I saw a red car and a white one. The red one was nicer looking than the white one.
- Bir kırmızı araba ve bir beyaz olanı gördüm.Kırmızı olan beyaz olandan daha hoş görünüyordu.
The house that Tom built is really nice.
- Tom'un yaptığı ev gerçekten hoş.
You were so nice to me, and I had a really pleasant trip. Thanks so much.
- Bana karşı çok naziktin, ve ben gerçekten hoş bir yolculuk yaptım. Çok teşekkür ederim.
Meeting my old friend was very pleasant.
- Eski arkadaşımla buluşmak çok hoştu.
Do you think I'm pretty?
- Hoş olduğumu düşünüyor musunuz?
She's as pretty as her sister.
- O, kız kardeşi kadar hoştur.
It's very pleasant to live in a beautiful city at the foot of a mountain ridge.
- Bir dağ sırtı eteğinde güzel bir şehirde yaşamak çok hoştur.
Tom likes only beautiful girls.
- Tom sadece güzel kızlardan hoşlanıyor.
He thanked his host for a most enjoyable party.
- O, en hoş bir parti için, ev sahibine teşekkür etti.
I think I'm a likable guy.
- Hoş bir adam olduğumu düşünüyorum.
You're pretty cute too.
- Sen de oldukça hoşsun.
Even without makeup, she's very cute.
- Makyajsızken bile çok hoş.
Tom doesn't like Mary. However, she doesn't particularly care whether he likes her or not.

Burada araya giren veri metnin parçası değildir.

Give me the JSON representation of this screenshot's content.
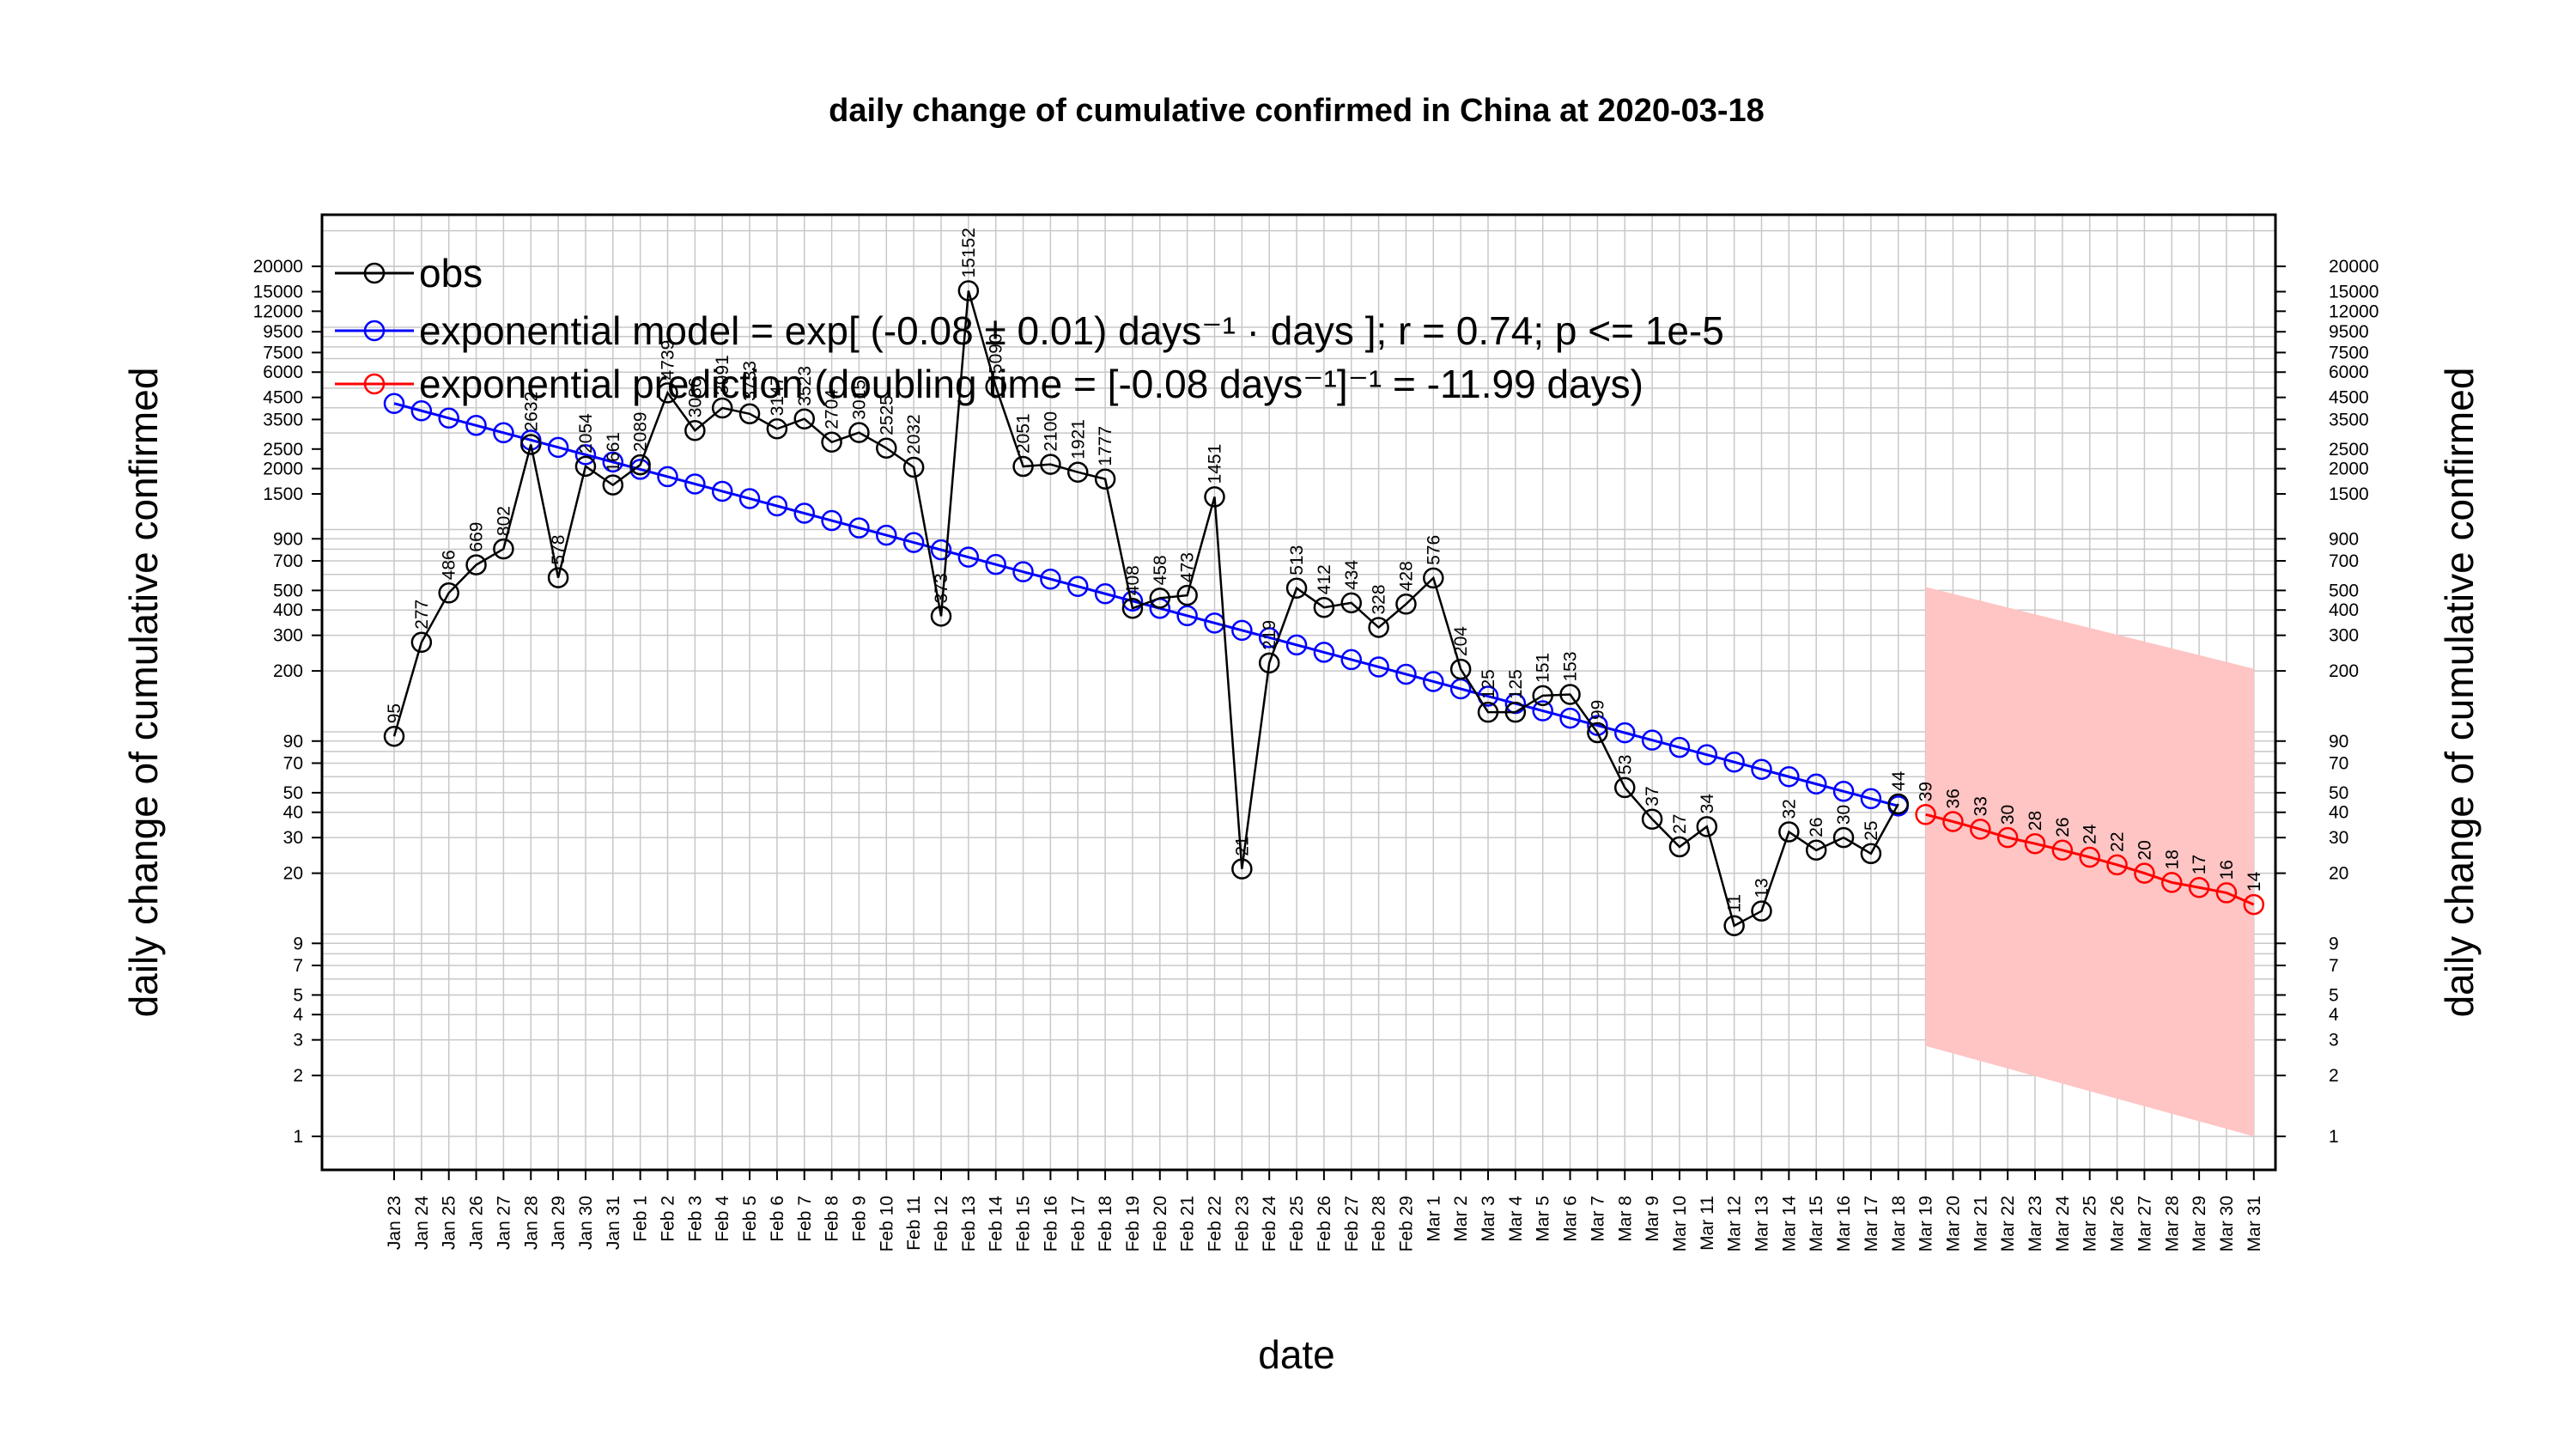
{
  "chart_data": {
    "type": "line",
    "title": "daily change of cumulative confirmed in China at 2020-03-18",
    "xlabel": "date",
    "ylabel": "daily change of cumulative confirmed",
    "y_scale": "log",
    "ylim": [
      0.7,
      25000
    ],
    "grid": true,
    "legend_position": "top-left",
    "y_ticks": [
      1,
      2,
      3,
      4,
      5,
      7,
      9,
      20,
      30,
      40,
      50,
      70,
      90,
      200,
      300,
      400,
      500,
      700,
      900,
      1500,
      2000,
      2500,
      3500,
      4500,
      6000,
      7500,
      9500,
      12000,
      15000,
      20000
    ],
    "x_dates": [
      "Jan 23",
      "Jan 24",
      "Jan 25",
      "Jan 26",
      "Jan 27",
      "Jan 28",
      "Jan 29",
      "Jan 30",
      "Jan 31",
      "Feb 1",
      "Feb 2",
      "Feb 3",
      "Feb 4",
      "Feb 5",
      "Feb 6",
      "Feb 7",
      "Feb 8",
      "Feb 9",
      "Feb 10",
      "Feb 11",
      "Feb 12",
      "Feb 13",
      "Feb 14",
      "Feb 15",
      "Feb 16",
      "Feb 17",
      "Feb 18",
      "Feb 19",
      "Feb 20",
      "Feb 21",
      "Feb 22",
      "Feb 23",
      "Feb 24",
      "Feb 25",
      "Feb 26",
      "Feb 27",
      "Feb 28",
      "Feb 29",
      "Mar 1",
      "Mar 2",
      "Mar 3",
      "Mar 4",
      "Mar 5",
      "Mar 6",
      "Mar 7",
      "Mar 8",
      "Mar 9",
      "Mar 10",
      "Mar 11",
      "Mar 12",
      "Mar 13",
      "Mar 14",
      "Mar 15",
      "Mar 16",
      "Mar 17",
      "Mar 18",
      "Mar 19",
      "Mar 20",
      "Mar 21",
      "Mar 22",
      "Mar 23",
      "Mar 24",
      "Mar 25",
      "Mar 26",
      "Mar 27",
      "Mar 28",
      "Mar 29",
      "Mar 30",
      "Mar 31"
    ],
    "series": [
      {
        "name": "obs",
        "color": "#000000",
        "x": [
          "Jan 23",
          "Jan 24",
          "Jan 25",
          "Jan 26",
          "Jan 27",
          "Jan 28",
          "Jan 29",
          "Jan 30",
          "Jan 31",
          "Feb 1",
          "Feb 2",
          "Feb 3",
          "Feb 4",
          "Feb 5",
          "Feb 6",
          "Feb 7",
          "Feb 8",
          "Feb 9",
          "Feb 10",
          "Feb 11",
          "Feb 12",
          "Feb 13",
          "Feb 14",
          "Feb 15",
          "Feb 16",
          "Feb 17",
          "Feb 18",
          "Feb 19",
          "Feb 20",
          "Feb 21",
          "Feb 22",
          "Feb 23",
          "Feb 24",
          "Feb 25",
          "Feb 26",
          "Feb 27",
          "Feb 28",
          "Feb 29",
          "Mar 1",
          "Mar 2",
          "Mar 3",
          "Mar 4",
          "Mar 5",
          "Mar 6",
          "Mar 7",
          "Mar 8",
          "Mar 9",
          "Mar 10",
          "Mar 11",
          "Mar 12",
          "Mar 13",
          "Mar 14",
          "Mar 15",
          "Mar 16",
          "Mar 17",
          "Mar 18"
        ],
        "values": [
          95,
          277,
          486,
          669,
          802,
          2632,
          578,
          2054,
          1661,
          2089,
          4739,
          3086,
          3991,
          3733,
          3147,
          3523,
          2704,
          3015,
          2525,
          2032,
          373,
          15152,
          5090,
          2051,
          2100,
          1921,
          1777,
          408,
          458,
          473,
          1451,
          21,
          219,
          513,
          412,
          434,
          328,
          428,
          576,
          204,
          125,
          125,
          151,
          153,
          99,
          53,
          37,
          27,
          34,
          11,
          13,
          32,
          26,
          30,
          25,
          44
        ],
        "labels": [
          "95",
          "277",
          "486",
          "669",
          "802",
          "2632",
          "578",
          "2054",
          "1661",
          "2089",
          "4739",
          "3086",
          "3991",
          "3733",
          "3147",
          "3523",
          "2704",
          "3015",
          "2525",
          "2032",
          "373",
          "15152",
          "5090",
          "2051",
          "2100",
          "1921",
          "1777",
          "408",
          "458",
          "473",
          "1451",
          "21",
          "219",
          "513",
          "412",
          "434",
          "328",
          "428",
          "576",
          "204",
          "125",
          "125",
          "151",
          "153",
          "99",
          "53",
          "37",
          "27",
          "34",
          "11",
          "13",
          "32",
          "26",
          "30",
          "25",
          "44"
        ]
      },
      {
        "name": "exponential model",
        "color": "#0000ff",
        "x": [
          "Jan 23",
          "Jan 24",
          "Jan 25",
          "Jan 26",
          "Jan 27",
          "Jan 28",
          "Jan 29",
          "Jan 30",
          "Jan 31",
          "Feb 1",
          "Feb 2",
          "Feb 3",
          "Feb 4",
          "Feb 5",
          "Feb 6",
          "Feb 7",
          "Feb 8",
          "Feb 9",
          "Feb 10",
          "Feb 11",
          "Feb 12",
          "Feb 13",
          "Feb 14",
          "Feb 15",
          "Feb 16",
          "Feb 17",
          "Feb 18",
          "Feb 19",
          "Feb 20",
          "Feb 21",
          "Feb 22",
          "Feb 23",
          "Feb 24",
          "Feb 25",
          "Feb 26",
          "Feb 27",
          "Feb 28",
          "Feb 29",
          "Mar 1",
          "Mar 2",
          "Mar 3",
          "Mar 4",
          "Mar 5",
          "Mar 6",
          "Mar 7",
          "Mar 8",
          "Mar 9",
          "Mar 10",
          "Mar 11",
          "Mar 12",
          "Mar 13",
          "Mar 14",
          "Mar 15",
          "Mar 16",
          "Mar 17",
          "Mar 18"
        ],
        "start": 4200,
        "end": 43
      },
      {
        "name": "exponential prediction",
        "color": "#ff0000",
        "x": [
          "Mar 19",
          "Mar 20",
          "Mar 21",
          "Mar 22",
          "Mar 23",
          "Mar 24",
          "Mar 25",
          "Mar 26",
          "Mar 27",
          "Mar 28",
          "Mar 29",
          "Mar 30",
          "Mar 31"
        ],
        "values": [
          39,
          36,
          33,
          30,
          28,
          26,
          24,
          22,
          20,
          18,
          17,
          16,
          14
        ],
        "labels": [
          "39",
          "36",
          "33",
          "30",
          "28",
          "26",
          "24",
          "22",
          "20",
          "18",
          "17",
          "16",
          "14"
        ],
        "band_upper": [
          520,
          205
        ],
        "band_lower": [
          2.8,
          1.0
        ],
        "band_color": "#ffc4c4"
      }
    ],
    "legend": [
      {
        "label": "obs",
        "color": "#000000"
      },
      {
        "label": "exponential model = exp[ (-0.08 ± 0.01) days⁻¹ · days ]; r = 0.74; p <= 1e-5",
        "color": "#0000ff"
      },
      {
        "label": "exponential prediction (doubling time = [-0.08 days⁻¹]⁻¹ = -11.99 days)",
        "color": "#ff0000"
      }
    ]
  }
}
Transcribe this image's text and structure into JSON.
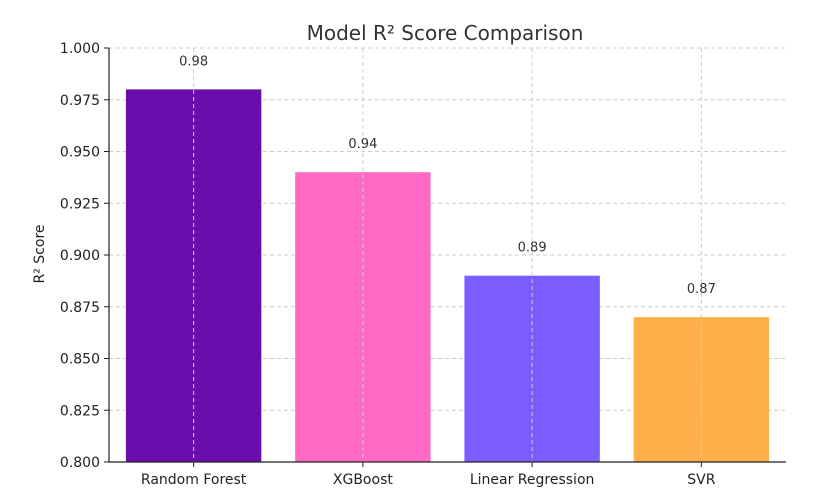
{
  "chart_data": {
    "type": "bar",
    "title": "Model R² Score Comparison",
    "xlabel": "",
    "ylabel": "R² Score",
    "categories": [
      "Random Forest",
      "XGBoost",
      "Linear Regression",
      "SVR"
    ],
    "values": [
      0.98,
      0.94,
      0.89,
      0.87
    ],
    "data_labels": [
      "0.98",
      "0.94",
      "0.89",
      "0.87"
    ],
    "colors": [
      "#6a0dad",
      "#ff69c4",
      "#7b5cff",
      "#ffb04a"
    ],
    "ylim": [
      0.8,
      1.0
    ],
    "yticks": [
      0.8,
      0.825,
      0.85,
      0.875,
      0.9,
      0.925,
      0.95,
      0.975,
      1.0
    ],
    "ytick_labels": [
      "0.800",
      "0.825",
      "0.850",
      "0.875",
      "0.900",
      "0.925",
      "0.950",
      "0.975",
      "1.000"
    ],
    "grid": true,
    "legend": "none"
  }
}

- Tom Mary'den hoşlanmıyor. Ama onun ondan hoşlanıp hoşlanmadığı özellikle onun umurunda değil.
Tom wanted to give Mary a goodbye kiss. However, she backed away.
- Tom Mary'ye bir hoşça kal öpücüğü vermek istedi ama Mary geri çekildi.
I still like to write in Esperanto.
- Hala Esperanto dilinde yazmaktan hoşlanıyorum.
I still don't like you.
- Hâlâ senden hoşlanmıyorum.
I'm not satisfied yet.
- Henüz hoşnut değilim.
Tom doesn't like being told he's not old enough yet.
- Tom henüz yeterince yaşlı olmadığının söylenmesinden hoşlanmıyor.
She has an agreeable voice.
- Onun hoş bir sesi var.
I'm feeling very agreeable.
- Ben çok hoş hissediyorum.
You're such a lovely audience.
- Siz çok hoş bir seyircisiniz.
I had a lovely night.
- Hoş bir gece geçirdim.
I'm fairly certain that Tom won't like that.
- Tom'un ondan hoşlanmayacağından oldukça eminim.
She likes fairy tales.
- O, peri masallarından hoşlanır.
It is delightful to be praised by an expert in the field.
- Alandaki bir uzman tarafından takdir edilmek hoş.
Orange blossoms have a relaxing effect and a delightful scent.
- Portakal çiçekleri rahatlatıcı bir etki ve hoş bir kokuya sahiptir.
He likes anything sweet.
- O, tatlı olan herhangi bir şeyden hoşlanır.
Tom gave Mary a box of chocolates and one long-stemmed rose for her birthday. That's really sweet.
- Tom Mary'ye doğum günü için bir kutu çikolata ve uzun saplı bir gül verdi O gerçekten hoş.
Tom enjoys watching baseball games on TV with his grandfather.
- Tom dedesiyle TV'de beyzbol maçları izlemekten hoşlanır.
Oh, grandma, how I love you! You're so nice!
- Ah, büyükanne, seni nasıl da seviyorum! Çok hoşsun!
Behave decently, as if you're a well-cultured man.
- Eğer kültürlü bir adamsan, hoşgörüyle davran.
He is a very decent fellow.
- O, çok hoşgörülü bir adamdır.
I like both Susan and Betty, but I think Susan is the nicer.
- Susan ve Betty severim ama Susan'ın daha hoş olduğunu düşünüyorum.
Giving gifts is always nicer than receiving them.
- Hediyeler vermek, onları almaktan her zaman daha hoştur.
Well, to be frank, I don't like it at all.
- Şey, samimi olmak gerekirse, bundan hiç hoşlanmıyorum.
Food you eat that you don't like will not be digested well.
- Hoşlanmadan yediğiniz yiyecekler iyi sindirilmeyecektir.
We thoroughly enjoyed the delicious meal.
- Biz lezzetli yemekten epeyce hoşlandık.
How about spending an elegant and blissful time at a beauty salon?
- Bir güzellik salonunda hoş ve mutlu bir zaman geçirmeye ne dersin?
Tom doesn't enjoy eating spicy food.
- Tom baharatlı yemek yemekten hoşlanmıyor.
Green leaves in a park are pleasing to the eye.
- Parktaki yeşil yapraklar göze hoş geliyor.
The art of pleasing is the art of deception.
- Hoşa gitme sanatı, aldatma sanatıdır.
She's smarter than Mary, but she's not as pretty as Mary.
- Mary'den daha akıllı ama Mary kadar hoş değil.
I don't take kindly to pushiness or impatience.
- Aceleciliği ve sabırsızlığı hoş karşılamam.
Her exotic perfume has a subtle scent.
- Onun egzotik parfümünün hoş bir kokusu var.
Tom asked Mary what kind of movies she liked.
- Tom Mary'ye ne tür filmlerden hoşlandığını sordu.
I like the kind of music Tom composes.
- Tom'un bestelediği müzik türünden hoşlanıyorum.